Abbiamo lavorato sodo, siamo cresciuti insieme e abbiamo condiviso momenti indimenticabili. Voglio ringraziare per il tempo, la fiducia, l’apprendimento e, soprattutto, per le persone che mi hanno circondato durante questo percorso.
“Porto con me risate, sfide superate, conversazioni, supporto nei momenti difficili e la soddisfazione di aver fatto parte di qualcosa di veramente unico.
Oggi si conclude un capitolo molto importante della mia vita. Lo chiudo con nostalgia, ma anche con orgoglio ed entusiasmo per ciò che potrebbe venire. So che tutto ciò che ho vissuto mi ha preparato a essere migliore.
“Grazie, Carlos, per la fiducia, l’impegno e per aver fatto sì che il tuo modo di competere mi facesse sentire tanto speciale. Ti auguro tutto il meglio, sia professionalmente che personalmente.
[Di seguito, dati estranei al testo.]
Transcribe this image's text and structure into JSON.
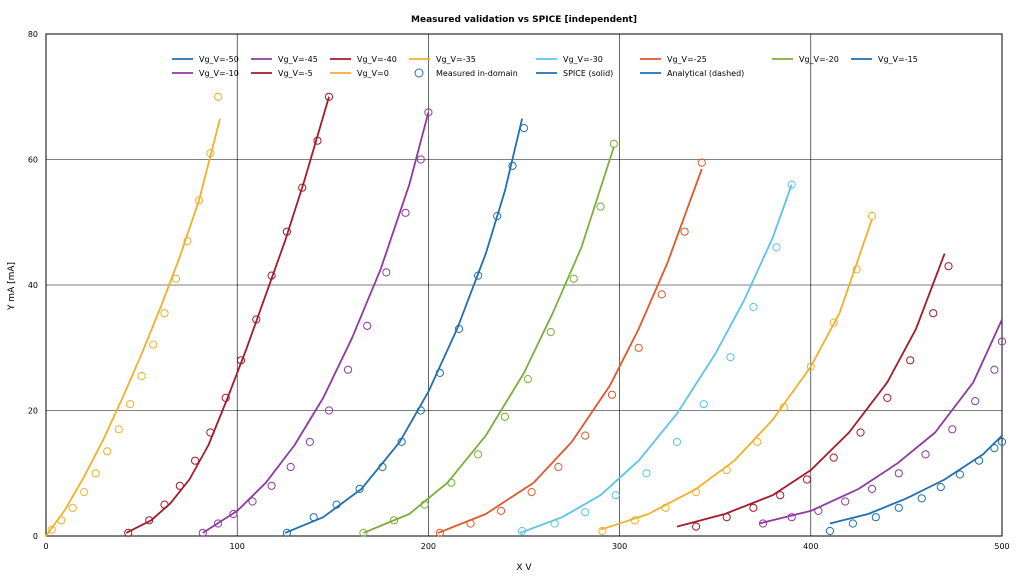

“Vorrei anche ringraziare tutto il team per aver reso il mio lavoro più facile in tutti questi anni. Con voi ho imparato che il lavoro non è solo una questione di compiti o risultati, ma anche di persone che camminano al vostro fianco. Ognuno di voi ha lasciato in me un segno che non dimenticherò mai.
Siamo stati una squadra incredibile nonostante le difficoltà e sono sicuro che continuerete a raggiungere grandi successi.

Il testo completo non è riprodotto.